Below is our application deployment architecture:
- Ask for help: Don’t hesitate to ask AWS for help with your unique situation. We had a great partnership with the AWS Support and Engineering team to address all the issues from DMS and Aurora.
- Think outside the box: We ran into multiple blockers along the way to Aurora. Some were on the migration path and others were on DMS reliability and scalability. We put our heads together working against the “norm” and eventually came up with solutions.
- Test until the light shines home: We did a lot of tests, including functional tests, integration tests, performance/load tests, dry-runs, etc. We tested until we completely understood what should happen.
- Detailed planning: We created a detailed, minute-by-minute implementation plan with checkpoints throughout the day of the migration, which helped to ensure a smooth migration with no unexpected issues causing downtime. We also did 2 dry-runs to validate the implementation plan.
- Flexibility of infrastructure configuration: The flexible infrastructure configuration allowed us to set up a blue-green deployment to ensure a zero-customer disruption cutover from the old RDS to the new Aurora database.
- Contingency plan: You cannot guarantee unexpected things will not happen even with thorough preparation. We had a contingency plan and took the time to test our contingency plan.

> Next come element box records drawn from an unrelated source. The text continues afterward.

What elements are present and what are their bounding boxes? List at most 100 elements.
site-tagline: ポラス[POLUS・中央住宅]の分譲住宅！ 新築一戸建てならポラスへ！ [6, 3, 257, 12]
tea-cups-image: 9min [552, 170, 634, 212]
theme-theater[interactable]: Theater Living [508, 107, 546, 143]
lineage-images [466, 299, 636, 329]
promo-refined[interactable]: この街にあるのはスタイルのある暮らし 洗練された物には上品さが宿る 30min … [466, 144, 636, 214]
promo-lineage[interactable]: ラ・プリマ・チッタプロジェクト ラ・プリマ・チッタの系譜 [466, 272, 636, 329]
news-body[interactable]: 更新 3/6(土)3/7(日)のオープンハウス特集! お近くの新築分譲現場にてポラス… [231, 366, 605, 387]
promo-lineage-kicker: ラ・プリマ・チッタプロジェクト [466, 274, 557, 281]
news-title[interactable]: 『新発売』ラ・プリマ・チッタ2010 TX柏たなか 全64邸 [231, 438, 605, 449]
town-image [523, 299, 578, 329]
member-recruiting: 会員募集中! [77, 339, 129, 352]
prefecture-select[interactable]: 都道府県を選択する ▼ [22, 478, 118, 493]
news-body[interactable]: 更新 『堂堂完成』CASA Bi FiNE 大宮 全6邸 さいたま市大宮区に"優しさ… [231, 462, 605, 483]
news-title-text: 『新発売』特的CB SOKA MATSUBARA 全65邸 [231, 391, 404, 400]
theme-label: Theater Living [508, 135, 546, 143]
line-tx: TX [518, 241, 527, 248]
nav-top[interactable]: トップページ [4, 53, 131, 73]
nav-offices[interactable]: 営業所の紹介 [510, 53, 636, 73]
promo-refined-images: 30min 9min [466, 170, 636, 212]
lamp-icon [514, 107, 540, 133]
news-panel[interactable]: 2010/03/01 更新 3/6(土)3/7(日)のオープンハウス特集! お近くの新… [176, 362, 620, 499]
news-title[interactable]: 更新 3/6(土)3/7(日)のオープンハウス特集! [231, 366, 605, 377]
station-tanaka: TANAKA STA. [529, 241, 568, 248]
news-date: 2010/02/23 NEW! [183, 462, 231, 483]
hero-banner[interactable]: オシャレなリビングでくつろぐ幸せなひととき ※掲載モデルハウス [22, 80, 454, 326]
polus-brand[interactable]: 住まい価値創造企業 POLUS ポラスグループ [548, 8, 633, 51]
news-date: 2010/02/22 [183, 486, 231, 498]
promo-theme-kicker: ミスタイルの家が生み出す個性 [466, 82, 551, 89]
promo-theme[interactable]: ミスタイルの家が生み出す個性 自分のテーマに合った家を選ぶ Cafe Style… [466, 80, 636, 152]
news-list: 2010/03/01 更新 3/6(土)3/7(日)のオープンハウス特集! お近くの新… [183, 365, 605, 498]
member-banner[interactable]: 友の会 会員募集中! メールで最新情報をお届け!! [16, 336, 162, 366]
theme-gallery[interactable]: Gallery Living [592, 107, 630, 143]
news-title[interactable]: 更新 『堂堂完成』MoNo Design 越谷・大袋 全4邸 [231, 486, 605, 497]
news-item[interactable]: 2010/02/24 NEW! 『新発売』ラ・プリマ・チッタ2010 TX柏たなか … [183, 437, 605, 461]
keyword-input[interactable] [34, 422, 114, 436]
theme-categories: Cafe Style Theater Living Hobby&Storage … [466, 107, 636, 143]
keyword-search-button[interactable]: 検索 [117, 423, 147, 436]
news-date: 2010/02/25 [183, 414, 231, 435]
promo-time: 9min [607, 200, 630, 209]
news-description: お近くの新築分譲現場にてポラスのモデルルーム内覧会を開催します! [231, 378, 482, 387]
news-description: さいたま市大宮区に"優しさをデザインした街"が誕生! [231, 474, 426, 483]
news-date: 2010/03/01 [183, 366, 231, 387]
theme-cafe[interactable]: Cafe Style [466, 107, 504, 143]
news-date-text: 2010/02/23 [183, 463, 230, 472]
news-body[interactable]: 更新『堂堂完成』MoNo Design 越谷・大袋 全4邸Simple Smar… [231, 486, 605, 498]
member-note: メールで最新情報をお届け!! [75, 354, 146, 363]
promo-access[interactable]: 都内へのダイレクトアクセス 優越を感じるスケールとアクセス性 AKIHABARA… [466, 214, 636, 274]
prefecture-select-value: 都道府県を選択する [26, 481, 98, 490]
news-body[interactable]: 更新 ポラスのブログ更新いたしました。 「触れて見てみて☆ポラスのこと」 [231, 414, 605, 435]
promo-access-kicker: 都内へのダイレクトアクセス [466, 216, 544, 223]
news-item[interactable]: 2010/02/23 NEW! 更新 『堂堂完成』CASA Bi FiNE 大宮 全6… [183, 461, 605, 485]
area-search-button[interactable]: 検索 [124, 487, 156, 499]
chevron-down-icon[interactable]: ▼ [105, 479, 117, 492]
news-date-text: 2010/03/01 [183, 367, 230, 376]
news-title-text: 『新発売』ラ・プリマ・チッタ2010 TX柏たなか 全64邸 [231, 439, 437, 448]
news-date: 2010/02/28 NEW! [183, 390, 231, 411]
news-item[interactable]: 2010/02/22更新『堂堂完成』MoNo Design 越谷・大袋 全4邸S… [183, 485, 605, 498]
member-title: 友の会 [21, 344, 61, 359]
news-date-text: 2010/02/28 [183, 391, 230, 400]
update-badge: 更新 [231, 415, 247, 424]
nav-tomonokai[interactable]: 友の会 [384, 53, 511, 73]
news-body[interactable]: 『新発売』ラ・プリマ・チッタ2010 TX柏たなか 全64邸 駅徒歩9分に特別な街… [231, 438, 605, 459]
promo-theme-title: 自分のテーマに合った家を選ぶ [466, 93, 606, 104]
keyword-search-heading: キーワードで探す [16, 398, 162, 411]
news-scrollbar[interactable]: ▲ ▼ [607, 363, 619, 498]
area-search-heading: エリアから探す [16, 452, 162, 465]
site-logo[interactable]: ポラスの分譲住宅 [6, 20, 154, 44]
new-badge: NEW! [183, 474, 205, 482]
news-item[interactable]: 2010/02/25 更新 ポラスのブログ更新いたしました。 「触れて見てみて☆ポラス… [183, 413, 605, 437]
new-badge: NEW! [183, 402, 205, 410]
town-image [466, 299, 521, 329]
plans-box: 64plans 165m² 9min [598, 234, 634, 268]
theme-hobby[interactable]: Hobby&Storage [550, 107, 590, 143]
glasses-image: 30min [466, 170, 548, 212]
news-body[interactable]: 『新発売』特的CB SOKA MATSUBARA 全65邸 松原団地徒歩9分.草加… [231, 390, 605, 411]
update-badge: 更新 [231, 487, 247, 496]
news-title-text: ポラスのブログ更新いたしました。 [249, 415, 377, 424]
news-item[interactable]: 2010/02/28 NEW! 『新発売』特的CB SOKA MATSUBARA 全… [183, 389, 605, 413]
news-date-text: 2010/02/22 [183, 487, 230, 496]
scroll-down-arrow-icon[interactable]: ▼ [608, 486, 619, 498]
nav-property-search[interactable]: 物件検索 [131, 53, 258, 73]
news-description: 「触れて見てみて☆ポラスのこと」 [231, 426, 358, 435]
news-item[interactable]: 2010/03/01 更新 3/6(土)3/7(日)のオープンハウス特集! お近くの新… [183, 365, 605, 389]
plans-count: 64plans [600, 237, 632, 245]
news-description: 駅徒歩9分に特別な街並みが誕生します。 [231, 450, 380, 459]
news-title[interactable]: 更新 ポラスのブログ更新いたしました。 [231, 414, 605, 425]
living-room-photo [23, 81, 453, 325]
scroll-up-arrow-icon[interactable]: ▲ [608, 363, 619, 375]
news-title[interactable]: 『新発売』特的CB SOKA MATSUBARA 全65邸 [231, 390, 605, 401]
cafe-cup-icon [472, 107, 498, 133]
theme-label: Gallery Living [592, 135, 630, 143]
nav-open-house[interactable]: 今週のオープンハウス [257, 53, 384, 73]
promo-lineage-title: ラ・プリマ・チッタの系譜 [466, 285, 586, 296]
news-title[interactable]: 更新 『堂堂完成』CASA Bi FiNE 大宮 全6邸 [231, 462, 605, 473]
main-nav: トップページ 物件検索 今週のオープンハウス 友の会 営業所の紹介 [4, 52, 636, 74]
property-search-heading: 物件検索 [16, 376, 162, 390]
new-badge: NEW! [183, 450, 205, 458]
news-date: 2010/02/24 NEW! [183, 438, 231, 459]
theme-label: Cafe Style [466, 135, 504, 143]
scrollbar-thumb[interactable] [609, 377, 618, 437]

- Management commitment: We ensured upper management had our back for the project and kept them informed.
It All Paid Off
- Boost to the overall system: We had an overall system performance improvement with Aurora, from unlimited IOPS, more storage, improved query execution time to high availability, near-zero lagging replication, and enhanced monitoring.
- Another win: We solved another scalability problem that affected the legacy database schema model, applying what we learned from utilizing DMS. We could apply a large scope of global database schema change and optimization without disrupting customers, which was another big win for us.
- Showcase in AWS Aurora Blog: We ended up being featured in the AWS Aurora blog!
One of our goals in Engineering is to always look for new ways and ideas to significantly improve and advance our technology stacks. The experiences and learning from this journey will help to provide a framework on how we can achieve this goal reliably, effectively, and timely. Last but not least, we are very thankful for the Shippo Engineering team upholding Shippo’s values, “Passion for hard challenges,” and “We haven’t won yet,” as well as the very supportive AWS team.